There is nothing said of how the officer came to know this. Perhaps he witnessed one of Jesus' healing, or been told about his teaching with authority. But he immediately places Jesus and his authority in his world. The officer knows these relationships well. Disobeying a direct order from his superiors would have dire consequences for him, and he would no doubt impose serious punishment on one of the soldiers under his command for the same infraction. In his world obeying orders is a matter of life and death. And he senses that Jesus is the real deal, that he is in command of forces of health and life. So he both recognizes his place ("I'm not good enough for you to come into my house") in the chain of command and submits not only his servant but himself to Jesus' order. He could have just commandeered Jesus and taken him to lay hands on the servant; he had that authority. But he saw beyond the benefit he could get from Jesus' gift of healing and glimpsed who Jesus was, his goodness and his true authority.

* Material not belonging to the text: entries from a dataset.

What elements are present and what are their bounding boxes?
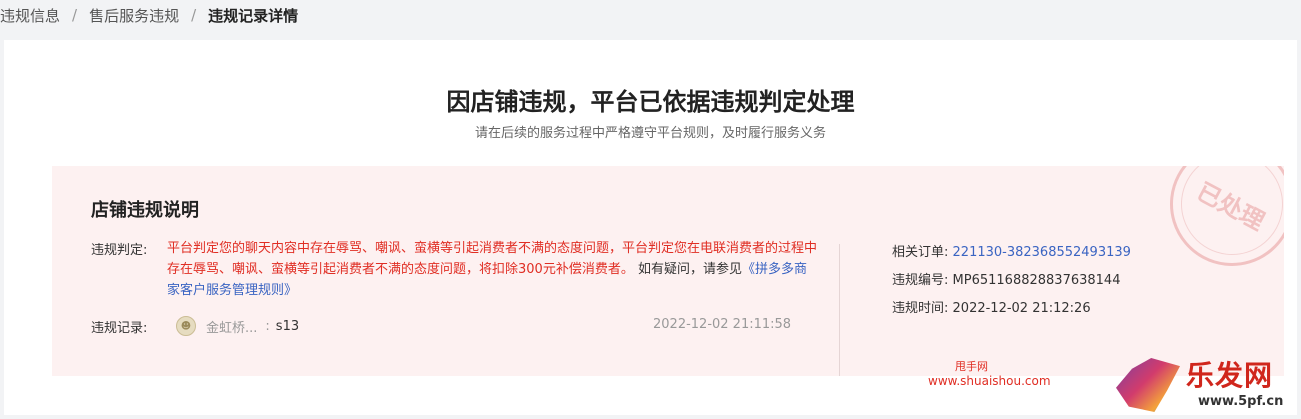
judgement-tail: 如有疑问，请参见 — [637, 262, 742, 277]
breadcrumb-item-after-sales[interactable]: 售后服务违规 — [89, 5, 179, 26]
record-colon: : — [265, 318, 270, 334]
breadcrumb-separator: / — [191, 6, 197, 24]
time-row: 违规时间: 2022-12-02 21:12:26 — [892, 297, 1091, 316]
processed-stamp: 已处理 — [1148, 166, 1284, 288]
judgement-description: 平台判定您的聊天内容中存在辱骂、嘲讽、蛮横等引起消费者不满的态度问题，平台判定您… — [167, 238, 817, 301]
breadcrumb-item-current: 违规记录详情 — [208, 6, 299, 25]
page-subtitle: 请在后续的服务过程中严格遵守平台规则，及时履行服务义务 — [474, 126, 826, 141]
order-link[interactable]: 221130-382368552493139 — [953, 245, 1131, 260]
panel-title: 店铺违规说明 — [91, 200, 199, 221]
record-name: 金虹桥... — [206, 320, 258, 336]
stamp-text: 已处理 — [1192, 176, 1270, 236]
violation-panel: 已处理 店铺违规说明 违规判定: 平台判定您的聊天内容中存在辱骂、嘲讽、蛮横等引… — [52, 166, 1284, 376]
record-message: s13 — [275, 318, 300, 334]
order-row: 相关订单: 221130-382368552493139 — [892, 241, 1131, 260]
divider — [839, 244, 840, 376]
watermark-site-name: 甩手网 — [955, 360, 988, 373]
avatar: ☻ — [176, 316, 196, 336]
bull-logo-icon — [1116, 358, 1180, 412]
record-label: 违规记录: — [91, 321, 148, 336]
code-row: 违规编号: MP651168828837638144 — [892, 269, 1120, 288]
code-label: 违规编号: — [892, 273, 949, 288]
order-label: 相关订单: — [892, 245, 949, 260]
watermark-brand-url: www.5pf.cn — [1198, 394, 1284, 409]
detail-card: 因店铺违规，平台已依据违规判定处理 请在后续的服务过程中严格遵守平台规则，及时履… — [4, 40, 1297, 415]
judgement-label: 违规判定: — [91, 243, 148, 258]
time-value: 2022-12-02 21:12:26 — [952, 301, 1091, 316]
code-value: MP651168828837638144 — [952, 273, 1121, 288]
breadcrumb-separator: / — [72, 6, 78, 24]
time-label: 违规时间: — [892, 301, 949, 316]
watermark-site-url: www.shuaishou.com — [928, 374, 1051, 388]
breadcrumb-item-violation-info[interactable]: 违规信息 — [0, 5, 60, 26]
watermark-logo: 乐发网 www.5pf.cn — [1112, 352, 1298, 418]
breadcrumb: 违规信息 / 售后服务违规 / 违规记录详情 — [0, 0, 298, 30]
watermark-brand: 乐发网 — [1186, 359, 1274, 392]
record-time: 2022-12-02 21:11:58 — [653, 317, 792, 332]
page-title: 因店铺违规，平台已依据违规判定处理 — [446, 88, 855, 116]
violation-record: ☻ 金虹桥... : s13 — [176, 316, 299, 336]
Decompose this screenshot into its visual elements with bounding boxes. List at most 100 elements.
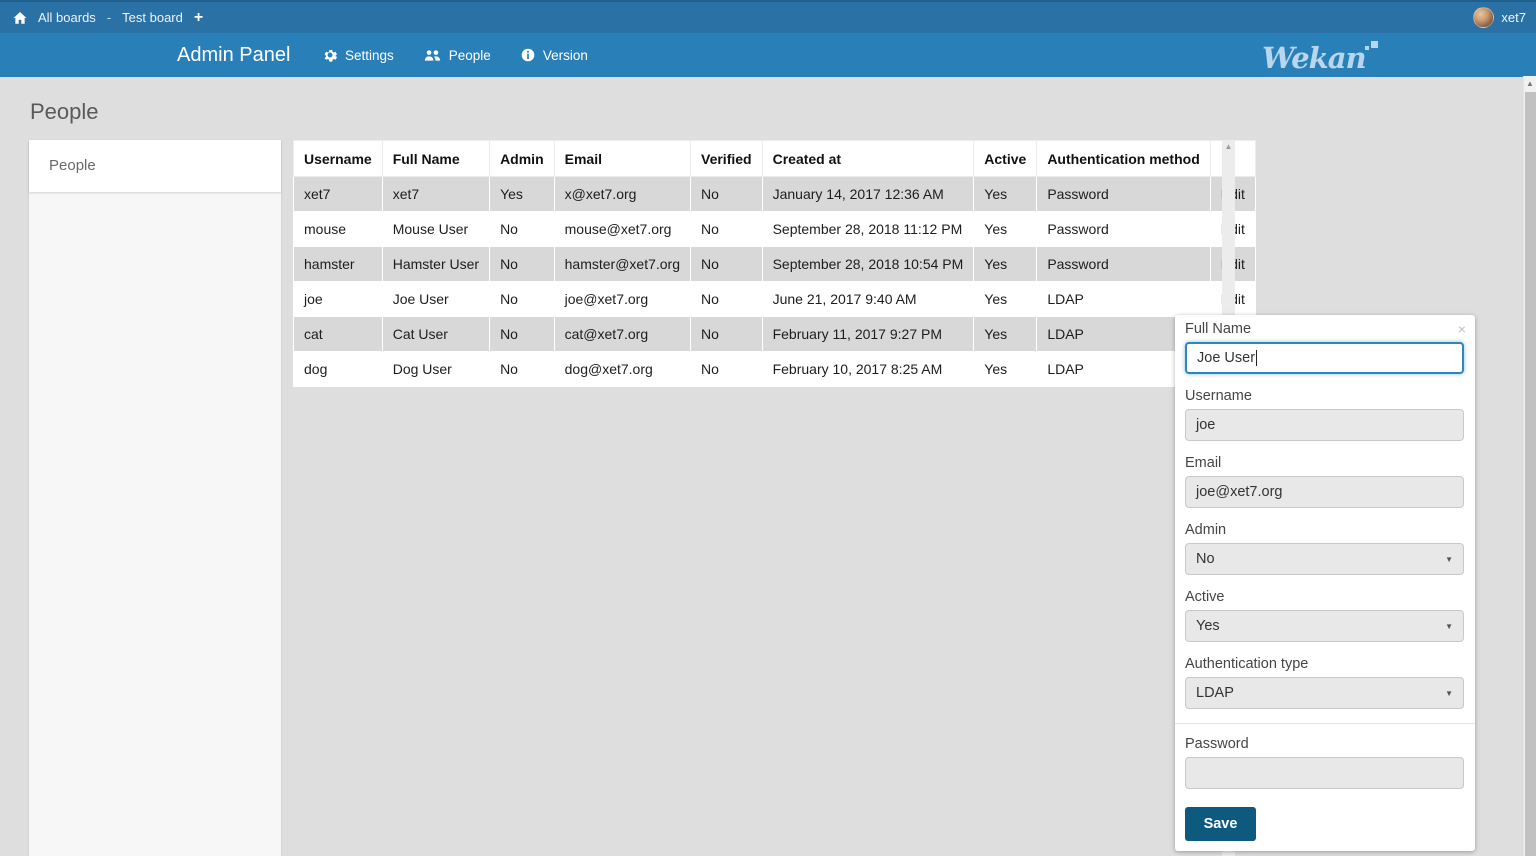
- username-label: Username: [1185, 388, 1464, 404]
- cell-active: Yes: [974, 317, 1037, 352]
- wekan-logo: Wekan: [1262, 36, 1366, 80]
- admin-nav: Settings People Version: [323, 33, 588, 77]
- cell-full-name: Cat User: [382, 317, 489, 352]
- cell-auth-method: Password: [1037, 177, 1210, 212]
- auth-type-label: Authentication type: [1185, 656, 1464, 672]
- cell-full-name: Mouse User: [382, 212, 489, 247]
- cell-email: cat@xet7.org: [554, 317, 690, 352]
- divider: [1175, 723, 1475, 724]
- breadcrumb-all-boards[interactable]: All boards: [38, 10, 96, 25]
- table-row: joe Joe User No joe@xet7.org No June 21,…: [294, 282, 1256, 317]
- cell-admin: No: [490, 282, 555, 317]
- cell-email: mouse@xet7.org: [554, 212, 690, 247]
- admin-group: Admin No ▼: [1185, 522, 1464, 575]
- info-icon: [521, 48, 535, 62]
- cell-admin: No: [490, 317, 555, 352]
- admin-label: Admin: [1185, 522, 1464, 538]
- table-row: dog Dog User No dog@xet7.org No February…: [294, 352, 1256, 387]
- cell-created-at: June 21, 2017 9:40 AM: [762, 282, 974, 317]
- nav-people[interactable]: People: [424, 48, 491, 63]
- people-table-body: xet7 xet7 Yes x@xet7.org No January 14, …: [294, 177, 1256, 387]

Jesus is quick to use this display of faith as a teching moment. "This," he says, "is faith: knowing who I am and living as if that is true." The officer didn't need guarantees or convincing, he didn't need a display of power to see if his faith was warranted, he simply recognized who Jesus was and oriented his life around that fact. And Jesus is very clear here that that is the kind of faith that is required, not having the right genes, the right outward actions or the right beliefs. "The ones who should have been in the kingdom will be thrown out into the dark."
The crowd must've been amazed. The Pharisees preached an extreme "attractional" model: Get it together and be like us to be right with God. Jesus seems to be saying here that it's not about becoming a Pharisee or even a Jew -- "Many will come from everywhere to enjoy the feast in the kingdom of heaven with Abraham, Isaac and Jacob." Rather, he praises the officer, an outsider who recognizes who Jesus is and, because his world is exposed to the living God, is forever changed by the contact. There's a stunning reciprocity in the contextualization that goes on here; the officer locates Jesus in his context and then, in this case, expands that context to include Jesus along side, even above, the authorities that can punish or execute him.
The question for the day is: How are we -- as individuals and as church -- presenting who Jesus is? Many people hear judgment and exclusion from Christians, a call to change first and then we'll talk. How do we present a merciful and inclusive God whom people can imagine and desire in their own lives, and whose goodness can help them to enlarge and reshape those lives?